EDMONTON — Alberta Premier Danielle Smith is distancing herself from a multimillion-dollar lab testing debacle involving the former private provider DynaLife.
Smith, speaking in the legislature Thursday, said that the problems predated her time in office and that when she came in, she moved quickly to fix them.
“We knew that there was a problem right after the election,” Smith said in question period.
“We’re very pleased that we were able to identify the issues, we were able to ensure that we acted quickly, and we were also able to ensure that patients got the services they needed.”
Her comments come a day after Alberta’s auditor general reported that some $109 million in public funds went to waste through the government’s effort to privatize provincewide lab services in 2022.
Opposition NDP Leader Naheed Nenshi urged Smith to apologize and take responsibility for the contract, saying beyond wasted money, the failed implementation also put Albertans in harm’s way.
Smith responded saying that she took responsibility after the election when she and her newly appointed health minister looked at the situation and realized it was a mistake, returning all testing to the public system.
She added that her government has not since heard complaints about how the system is running.
“The members opposite should be happy — government funded, government run — this is exactly what they’ve been asking for in health care,” she said.
The DynaLife expansion was a project largely overseen by former United Conservative premier Jason Kenney’s government. Smith was sworn in four months after the contract was signed, though it took effect and DynaLife’s provincewide operations began months after she took office.
Auditor general Doug Wylie’s report says that it wasn’t long after DynaLife took over before it became clear it couldn’t deliver on services as wait-lists ballooned and reports of testing errors became concerning.

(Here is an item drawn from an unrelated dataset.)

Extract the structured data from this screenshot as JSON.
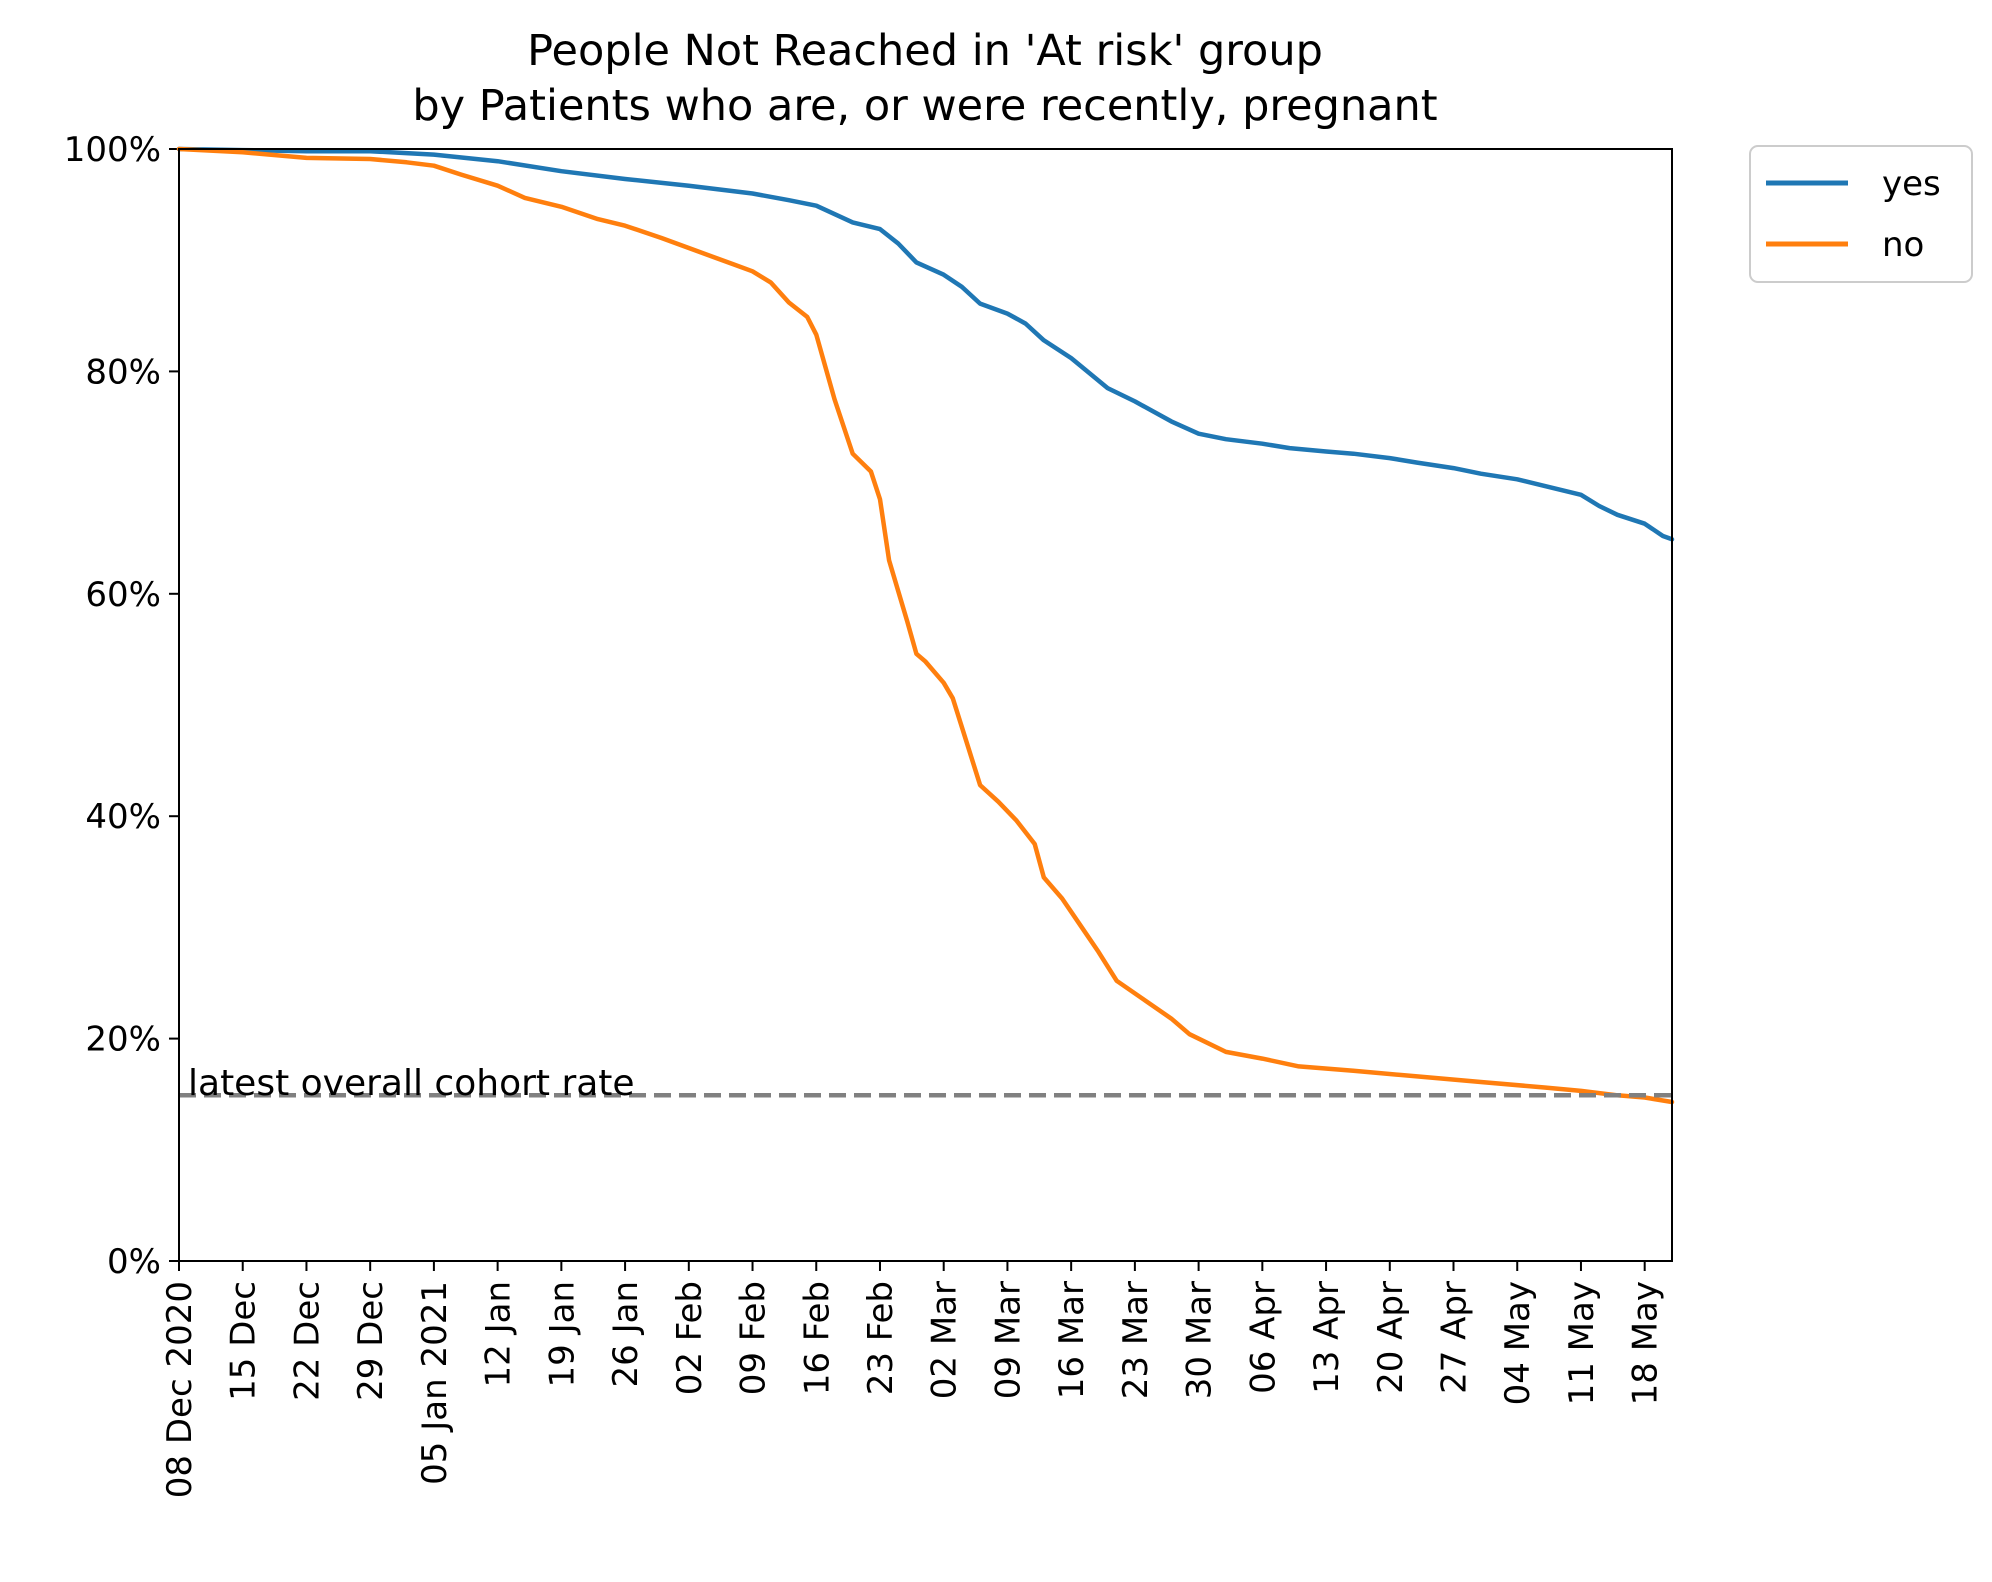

DynaLife requested more funds from the province, but that request was denied and the government, under Smith’s leadership following the 2023 spring election, terminated the contract and bought out the company.
Wylie’s report says before the deal was signed politicians had pushed the deal ahead despite repeated warnings along the way from bureaucrats that the $102 million in initially expected savings from privatization wouldn’t materialize. It also said the government’s steadfast direction led to a breakdown in following other policies that could have identified issues sooner.
Smith and Nenshi also went back and forth on Wylie reporting that Alberta Health Services, or AHS — with the support of the government’s health department — withheld or partially redacted thousands of documents that he requested as part of his multi-year investigation into the contract. Wylie said more than 1,000 documents were completely redacted.
“Can the premier explain today why her government did not co-operate with the auditor general in the preparation of this report, and what measures she is personally taking to ensure more transparency in the future?” Nenshi said.
Smith responded by saying that any insinuation her government didn’t co-operate was wrong. She also said she thought the “most serious allegations” regarding documentation was Wylie writing that notebooks he requested of a former Alberta Health Services executive were destroyed.
“I think AHS does have a lot to answer for with its internal practices,” Smith said.
Nenshi responded by saying Smith was deflecting and going “back to her usual thing about blaming the reptilian shapeshifters who apparently run AHS.”
A spokesperson for AHS said it has new leadership at all levels of the organization, and that it’s prepared to focus on its relatively new and reduced mandate of only providing hospital services, rather than running health care across the province.